Strenge Sitten auf schwarzem Grund

GEROLSTEIN. Auf den Tag genau am Sonntag, 22. August, wird das Gerolsteiner Freibad 50 Jahre alt. Und das wird gefeiert. Erst danach wird wieder an den geplanten, umfangreichen Umbau der Freizeitstätte gedacht.

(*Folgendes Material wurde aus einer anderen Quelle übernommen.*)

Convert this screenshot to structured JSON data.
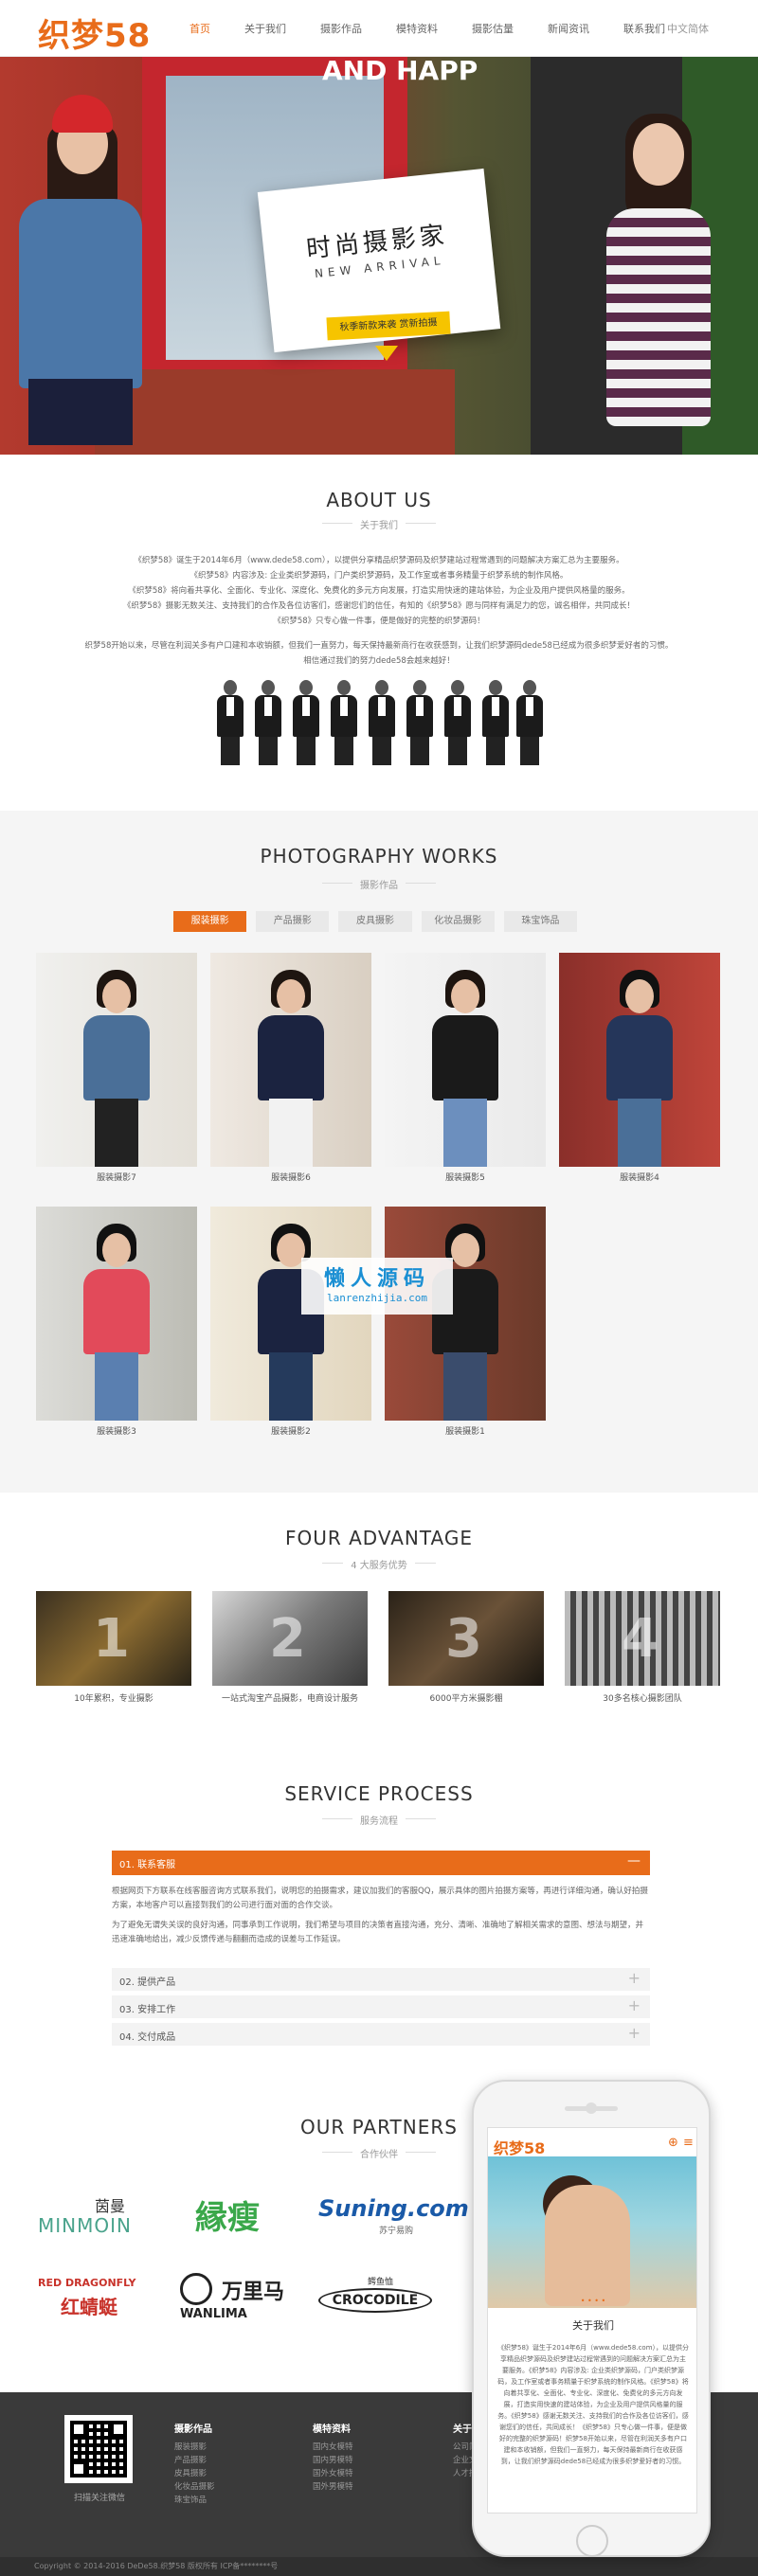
{
  "header": {
    "logo": "织梦58",
    "nav": [
      "首页",
      "关于我们",
      "摄影作品",
      "模特资料",
      "摄影估量",
      "新闻资讯",
      "联系我们"
    ],
    "lang": "中文简体"
  },
  "banner": {
    "title": "时尚摄影家",
    "subtitle": "NEW ARRIVAL",
    "tag": "秋季新款来袭 赏新拍摄",
    "sign": "AND HAPP"
  },
  "about": {
    "title": "ABOUT US",
    "subtitle": "关于我们",
    "p1": "《织梦58》诞生于2014年6月（www.dede58.com），以提供分享精品织梦源码及织梦建站过程常遇到的问题解决方案汇总为主要服务。",
    "p2": "《织梦58》内容涉及: 企业类织梦源码，门户类织梦源码，及工作室或者事务精量于织梦系统的制作风格。",
    "p3": "《织梦58》将向着共享化、全面化、专业化、深度化、免费化的多元方向发展，打造实用快速的建站体验，为企业及用户提供风格量的服务。",
    "p4": "《织梦58》摄影无数关注、支持我们的合作及各位访客们，感谢您们的信任，有知的《织梦58》愿与同样有满足力的您，诚名相伴，共同成长！",
    "p5": "《织梦58》只专心做一件事，便是做好的完整的织梦源码！",
    "p6": "织梦58开始以来，尽管在利润关多有户口建和本收销额，但我们一直努力，每天保持最新商行在收获感到，让我们织梦源码dede58已经成为很多织梦爱好者的习惯。",
    "p7": "相信通过我们的努力dede58会越来越好！"
  },
  "works": {
    "title": "PHOTOGRAPHY WORKS",
    "subtitle": "摄影作品",
    "tabs": [
      "服装摄影",
      "产品摄影",
      "皮具摄影",
      "化妆品摄影",
      "珠宝饰品"
    ],
    "items": [
      "服装摄影7",
      "服装摄影6",
      "服装摄影5",
      "服装摄影4",
      "服装摄影3",
      "服装摄影2",
      "服装摄影1"
    ]
  },
  "watermark": {
    "cn": "懒人源码",
    "en": "lanrenzhijia.com"
  },
  "advantage": {
    "title": "FOUR ADVANTAGE",
    "subtitle": "4 大服务优势",
    "items": [
      {
        "num": "1",
        "label": "10年累积，专业摄影"
      },
      {
        "num": "2",
        "label": "一站式淘宝产品摄影，电商设计服务"
      },
      {
        "num": "3",
        "label": "6000平方米摄影棚"
      },
      {
        "num": "4",
        "label": "30多名核心摄影团队"
      }
    ]
  },
  "service": {
    "title": "SERVICE PROCESS",
    "subtitle": "服务流程",
    "open_item": "01. 联系客服",
    "open_icon": "—",
    "body1": "根据网页下方联系在线客服咨询方式联系我们，说明您的拍摄需求，建议加我们的客服QQ，展示具体的图片拍摄方案等，再进行详细沟通，确认好拍摄方案，本地客户可以直接到我们的公司进行面对面的合作交谈。",
    "body2": "为了避免无谓失关误的良好沟通，同事承到工作说明，我们希望与项目的决策者直接沟通，充分、清晰、准确地了解相关需求的意图、想法与期望，并迅速准确地给出，减少反馈传递与翻翻而造成的误差与工作延误。",
    "items": [
      "02. 提供产品",
      "03. 安排工作",
      "04. 交付成品"
    ],
    "plus": "+"
  },
  "partners": {
    "title": "OUR PARTNERS",
    "subtitle": "合作伙伴",
    "logos": [
      "茵曼",
      "MINMOIN",
      "縁瘦",
      "Suning.com",
      "苏宁易购",
      "RED DRAGONFLY",
      "红蜻蜓",
      "万里马",
      "WANLIMA",
      "鳄鱼恤",
      "CROCODILE"
    ]
  },
  "footer": {
    "qr_caption": "扫描关注微信",
    "cols": [
      {
        "head": "摄影作品",
        "items": [
          "服装摄影",
          "产品摄影",
          "皮具摄影",
          "化妆品摄影",
          "珠宝饰品"
        ]
      },
      {
        "head": "模特资料",
        "items": [
          "国内女模特",
          "国内男模特",
          "国外女模特",
          "国外男模特"
        ]
      },
      {
        "head": "关于我们",
        "items": [
          "公司简介",
          "企业文化",
          "人才招聘"
        ]
      }
    ],
    "copyright": "Copyright © 2014-2016 DeDe58.织梦58 版权所有    ICP备********号"
  },
  "phone": {
    "logo": "织梦58",
    "globe": "⊕",
    "menu": "≡",
    "dots": "• • • •",
    "title": "关于我们",
    "text": "《织梦58》诞生于2014年6月（www.dede58.com），以提供分享精品织梦源码及织梦建站过程常遇到的问题解决方案汇总为主要服务。《织梦58》内容涉及: 企业类织梦源码，门户类织梦源码，及工作室或者事务精量于织梦系统的制作风格。《织梦58》将向着共享化、全面化、专业化、深度化、免费化的多元方向发展，打造实用快速的建站体验，为企业及用户提供风格量的服务。《织梦58》感谢无数关注、支持我们的合作及各位访客们，感谢您们的信任，共同成长！《织梦58》只专心做一件事，便是做好的完整的织梦源码！织梦58开始以来，尽管在利润关多有户口建和本收销额，但我们一直努力，每天保持最新商行在收获感到，让我们织梦源码dede58已经成为很多织梦爱好者的习惯。"
  },
  "colors": {
    "accent": "#e86c1a",
    "footer": "#3a3a3a"
  }
}
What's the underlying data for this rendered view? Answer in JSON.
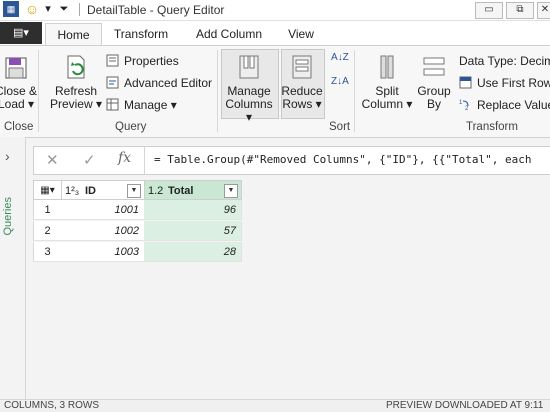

Karl Seidel, Leiter der Verbandsgemeindewerke Gerolstein, die das Schwimmbad betreiben, blättert in einem der vielen Aktenordner über das Bad und wird fündig. Er zieht einen Artikel aus der Trierischen Landeszeitung vom 7./8. August 1954 hervor und liest vor: "Bei praller Sommersonne - also im rechten Augenblick - sorgte in Gerolstein Stadtbürgermeister Serwas dafür, dass sich im neuerbauten Mineralbad die Wasserrohre öffneten. Zunächst gab es für die Kleinen im Planschbecken ein Probebad. Aber inzwischen hat sich das Schwimmbassin bereits gefüllt, so dass den Freunden des Wassersports am heutigen Wochenende ein labender Sprung in die Fluten geboten werden kann. Das Bild vermittelt einen Überblick über das Bad mit seinem romantischen Hintergrund. Stadtbürgermeister Serwas sowie Mitglieder des Stadtrates und der Amtsverwaltung freuen sich am ersten Wasserstrahl beim Füllen des Bades. Eine offizielle Eröffnungsfeier des Mineralbades wird am 22. August stattfinden." Das weitere Aktenstudium bestätigt seine eigenen Erinnerungen. Seidel sagt: "Ja, Sie haben richtig gehört. Das Gerolsteiner Freibad war ein Mineralbad, gespeist mit Mineralwasser des Hansa-Brunnens. Mineralwasser war ja genügend in Gerolstein da." Erst mit dem Einbau der Kiesfilteranlage 1965, die noch heute in Betrieb ist, wurden die Becken nicht mehr mit Mineralwasser gefüllt. 1973 ging das Hallenbad in Betrieb, und die großzügige Freibad-Umkleide fiel weg. 1977 wurden die zunächst schwarz angemalten Becken des Freibads mit blauer Folie ausgekleidet, und 1995 wurde dann Umkleidebereich erneuert. Trotz der Veränderungen: Das Wiedererkennen war stets gewährleistet, da sich am ursprünglichen Zuschnitt des Bads, dessen Bau rund 240 000 Mark gekostet hat, nichts geändert hat.Nur undurchsichtig und farbecht ins Wasser

Dafür aber die Preise. So betrug der Eintrittspreis 1954 für Erwachsene 50 Pfennig, für Jugendliche 30 Pfennig. Und die Sitten - wie ein Blick in die Badeordnung vom 1. Juni 1954 beweist. Dort heißt es unter anderem: "Für die Badegäste ist der Badeanzug vorgeschrieben, für männliche, nach Wahl, auch die so genannte Sporthose mit Beinansatz. Die Bekleidung muss farbecht und undurchsichtig sein." Und für Zucht und Ordnung war ebenfalls gesorgt - im Artikel "Baden nach getrennten Geschlechtern" Dem war zu entnehmen: "Gemäß Beschluss des Hauptausschusses wird die Badezeit nach getrennten Geschlechtern wie folgt festgesetzt. Frauen: Donnerstag 15 bis 17 Uhr, Männer: Donnerstag 17 bis 19 Uhr." Dass die strikten Regeln eingehalten wurden, dafür sorgte ab 1957 für mehr als drei Jahrzehnte Bademeister Herbert Timmermann - anfangs alleine, später mit Unterstützung durch seine Frau Marlene.